Menhan Akhirnya Beberkan Dokumen Rahasia Pembelian 500 Senjata
"Tinggal masalah komunikasi saja," ujar Ryamizard saat ditemui di Kementerian Pertahanan, Jakarta Pusat, Selasa (26/9/2017).
TRIBUNSOLO.COM, JAKARTA - Menteri Pertahanan Ryamizard Ryacudu menegaskan bahwa Badan Intelijen Negara (BIN) memang membeli 500 pucuk senjata api dari PT Pindad.
Ryamizard pun menunjukkan lampiran berkas dokumen izin pembelian senjata api yang dikirimkan ke Kementerian Pertahanan pada Mei 2017.
"Ini ada soal pembeliannya, Mei 2017 yang tanda tangan Wakil Kepala BIN."
"Pembelian ini sudah atas izin menhan jadi tidak ada masalah."
"Tinggal masalah komunikasi saja," ujar Ryamizard saat ditemui di Kementerian Pertahanan, Jakarta Pusat, Selasa (26/9/2017).
Baca: Soal Mekanisme Pembelian Senjata Non Militer, Begini Penjelasan Polri
"Soal senjata saya rasa itu tidak ada masalah karena berdasarkan UU, pembelian senjata atau menjual senjata ataupun alat pertahanan keamanan itu harus disetujui oleh Menhan."
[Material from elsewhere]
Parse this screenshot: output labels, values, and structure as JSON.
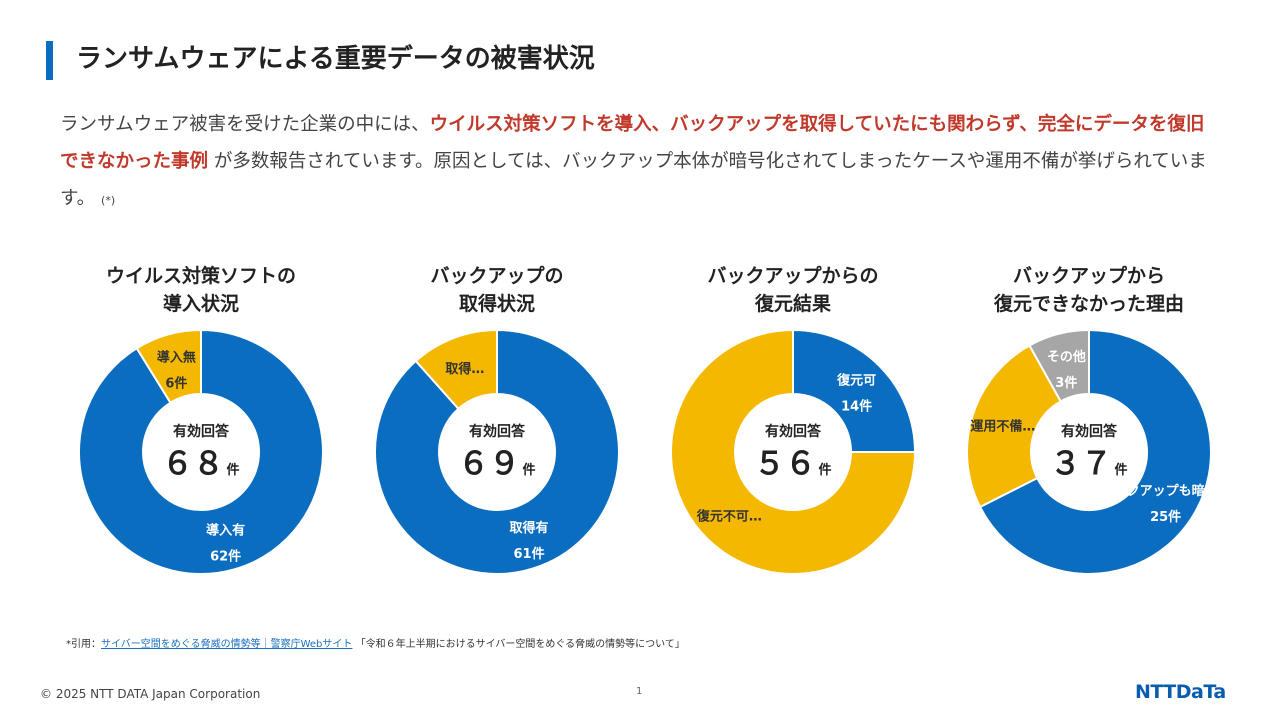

"TNI, Polisi, Bakamla, Kemenkumhan dan Bea Cukai, bahkan Kementerian Kehutanan itu harus mintanya ke Menteri Pertahanan," tambah Ryamizard.

Dalam surat berkop resmi Badan Intelijen Negara dan berklasifikasi rahasia tersebut, Ryamizard menunjukkan permohonan izin pembelian senjata SS2-V2 kaliber 5,56 x 45 mm sebanyak 521 pucuk buatan PT Pindad.
Selain itu, BIN juga mengajukan permohonan pembelian amunisi tajam sebanyak 72.750 butir.
Dalam keterangannya, pihak BIN menyebut seluruh senjata akan digunakan dalam mendukung kegiatan latihan taruna dan taruni Sekolah Tinggi Intelijen Negara (STIN).
Baca: Soal Polemik Pembelian 5.000 Senjata, Wiranto Sanggah Pernyataan Gatot Nurmantyo
Selain ditujukan kepada Menteri Pertahanan, surat permohonan itu juga dikirimkan kepada Panglima TNI.
Ryamizard menjelaskan bahwa keputusan untuk menunjukkan dokumen rahasia pembelian senjata itu bukan bermaksud untuk memanaskan situasi saat ini, melainkan memperjelas terkait ramainya polemik soal pembelian senjata.
Sebagai Menteri Pertahanan, Ryamizard merasa bertanggungjawab agar tidak terjadi lagi kesalahan komunikasi antarinstitusi negara.